It sounds like you’re encountering unexpectedly high cost when trading $HYPER perpetual futures—and the culprit is almost always a combination of transaction fees (maker/taker) and funding fees. Here’s how it breaks down and why it might feel like a hidden “trap”:#BTCBreaksATH #MemecoinSentiment #USCryptoWeek #TradingStrategyMistakes #BinanceHODLerLA
🔍 1. Transaction Fees (Maker/Taker)
These are charged when you enter and exit a position, based on its notional size, not just your margin.
E.g., a 0.06% taker fee on a ₹10,000 notional position costs ₹6.
You pay this twice—opening and closing—so it doubles. Frequent trades can accumulate into a substantial expense .
⏱ 2. Funding Fees on Perpetuals
Perpetual contracts like HYPER/USDT use a peer-to-peer funding mechanism every interval (typically 4 hours on HYPER):
If longs > shorts, funding is positive → longs pay shorts.
If shorts > longs, funding is negative → shorts pay longs.
's not a platform charge—it's internal payments between traders .
Important: Funding is based on the nominal (notional) position value, not the margin—so leverage magnifies it.

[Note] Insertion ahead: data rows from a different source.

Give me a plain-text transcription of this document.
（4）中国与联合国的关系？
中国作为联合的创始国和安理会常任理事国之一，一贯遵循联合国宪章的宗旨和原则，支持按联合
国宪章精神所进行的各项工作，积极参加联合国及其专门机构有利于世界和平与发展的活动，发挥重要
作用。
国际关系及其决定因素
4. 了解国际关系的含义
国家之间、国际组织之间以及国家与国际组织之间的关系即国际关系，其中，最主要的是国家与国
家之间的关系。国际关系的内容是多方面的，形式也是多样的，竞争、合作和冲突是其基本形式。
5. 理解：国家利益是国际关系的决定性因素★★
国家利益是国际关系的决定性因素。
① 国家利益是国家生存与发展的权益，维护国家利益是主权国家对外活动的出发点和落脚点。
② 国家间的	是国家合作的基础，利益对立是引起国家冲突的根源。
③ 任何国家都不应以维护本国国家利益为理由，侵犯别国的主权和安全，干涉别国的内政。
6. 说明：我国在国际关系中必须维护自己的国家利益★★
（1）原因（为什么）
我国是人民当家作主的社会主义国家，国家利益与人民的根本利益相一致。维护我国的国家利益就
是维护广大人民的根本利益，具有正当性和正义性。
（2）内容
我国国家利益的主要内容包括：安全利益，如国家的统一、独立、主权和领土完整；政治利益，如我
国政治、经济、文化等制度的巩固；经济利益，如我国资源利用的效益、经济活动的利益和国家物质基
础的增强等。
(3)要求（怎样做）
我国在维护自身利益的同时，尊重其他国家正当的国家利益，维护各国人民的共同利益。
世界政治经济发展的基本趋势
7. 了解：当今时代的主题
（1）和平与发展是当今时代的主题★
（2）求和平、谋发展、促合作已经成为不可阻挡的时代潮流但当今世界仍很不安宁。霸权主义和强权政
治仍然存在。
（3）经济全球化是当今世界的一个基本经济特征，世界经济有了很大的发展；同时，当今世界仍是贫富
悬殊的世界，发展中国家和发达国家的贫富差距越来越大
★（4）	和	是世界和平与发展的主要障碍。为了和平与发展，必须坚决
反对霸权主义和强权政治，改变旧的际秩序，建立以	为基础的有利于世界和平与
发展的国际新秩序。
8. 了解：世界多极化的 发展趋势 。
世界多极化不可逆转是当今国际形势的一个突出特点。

For example, at 10× leverage, a ₹100 funding-fee charge on ₹10,000 notional hits your margin hard .
🕒 3. Hidden Timing and Leverage Effects
If you hold a leveraged position over multiple funding intervals, fees accumulate fast.
If you take profit before exit but cross a funding snapshot—your net balance may still go down due to funding deductions .

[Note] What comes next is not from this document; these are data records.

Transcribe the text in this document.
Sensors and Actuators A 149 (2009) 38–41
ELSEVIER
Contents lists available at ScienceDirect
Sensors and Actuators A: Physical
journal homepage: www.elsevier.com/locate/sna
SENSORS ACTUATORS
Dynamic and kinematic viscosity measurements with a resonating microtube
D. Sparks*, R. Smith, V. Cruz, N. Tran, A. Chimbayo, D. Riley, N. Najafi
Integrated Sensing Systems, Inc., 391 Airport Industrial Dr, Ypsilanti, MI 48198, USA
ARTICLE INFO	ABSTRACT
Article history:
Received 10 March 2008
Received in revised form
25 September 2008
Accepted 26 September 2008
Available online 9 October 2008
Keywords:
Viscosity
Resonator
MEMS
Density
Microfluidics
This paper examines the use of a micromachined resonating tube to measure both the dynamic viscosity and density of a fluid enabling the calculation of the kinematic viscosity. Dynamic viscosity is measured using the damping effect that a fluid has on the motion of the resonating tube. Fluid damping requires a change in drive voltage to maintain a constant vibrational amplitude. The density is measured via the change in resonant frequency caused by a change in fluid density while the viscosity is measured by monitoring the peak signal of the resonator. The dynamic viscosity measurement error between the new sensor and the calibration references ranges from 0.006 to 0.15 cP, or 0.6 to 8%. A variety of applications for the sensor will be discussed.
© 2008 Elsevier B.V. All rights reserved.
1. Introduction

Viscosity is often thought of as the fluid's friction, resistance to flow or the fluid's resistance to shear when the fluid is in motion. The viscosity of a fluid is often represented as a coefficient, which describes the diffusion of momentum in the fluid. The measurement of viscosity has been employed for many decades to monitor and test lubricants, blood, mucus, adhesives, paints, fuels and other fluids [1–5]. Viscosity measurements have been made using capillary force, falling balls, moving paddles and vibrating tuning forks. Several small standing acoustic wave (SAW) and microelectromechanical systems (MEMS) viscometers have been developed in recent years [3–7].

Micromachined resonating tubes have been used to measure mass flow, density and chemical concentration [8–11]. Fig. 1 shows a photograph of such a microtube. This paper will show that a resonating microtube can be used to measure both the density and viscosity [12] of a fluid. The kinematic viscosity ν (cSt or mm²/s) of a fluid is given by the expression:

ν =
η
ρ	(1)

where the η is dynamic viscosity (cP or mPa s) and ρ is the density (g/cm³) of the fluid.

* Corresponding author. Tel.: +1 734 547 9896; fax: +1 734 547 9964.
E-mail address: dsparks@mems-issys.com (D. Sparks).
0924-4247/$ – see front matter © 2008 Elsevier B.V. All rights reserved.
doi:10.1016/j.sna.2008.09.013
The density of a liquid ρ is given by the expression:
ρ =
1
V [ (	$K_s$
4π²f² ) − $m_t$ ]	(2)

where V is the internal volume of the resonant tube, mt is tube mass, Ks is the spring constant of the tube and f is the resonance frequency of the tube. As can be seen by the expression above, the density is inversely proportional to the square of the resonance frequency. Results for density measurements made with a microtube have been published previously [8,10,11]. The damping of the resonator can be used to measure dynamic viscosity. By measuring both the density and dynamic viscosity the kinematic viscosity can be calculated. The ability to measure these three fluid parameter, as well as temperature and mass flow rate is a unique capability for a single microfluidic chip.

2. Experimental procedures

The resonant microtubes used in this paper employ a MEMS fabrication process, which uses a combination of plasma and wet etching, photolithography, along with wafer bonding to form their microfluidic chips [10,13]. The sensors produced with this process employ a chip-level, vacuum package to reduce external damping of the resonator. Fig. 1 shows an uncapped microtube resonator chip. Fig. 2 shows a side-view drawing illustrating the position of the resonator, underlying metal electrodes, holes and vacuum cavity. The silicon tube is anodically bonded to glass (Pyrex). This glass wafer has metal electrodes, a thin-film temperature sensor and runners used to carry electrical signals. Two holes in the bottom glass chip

💡 So Why Is It Eating Your Profit?
1. High notional size + leverage → even small percentage fees translate to big ₹ charges.
2. Two sets of fees: transaction plus funding.
3. Frequent funding snapshots (every 4h) means even a single position held through one snapshot gets dinged—even if you're in profit.
✅ What You Can Do About It
Time your entries/exits to avoid crossing a funding snapshot. (E.g., close position shortly before 00:00, 04:00, 08:00 UTC.)
Use lower leverage or smaller position sizes to reduce funding exposure.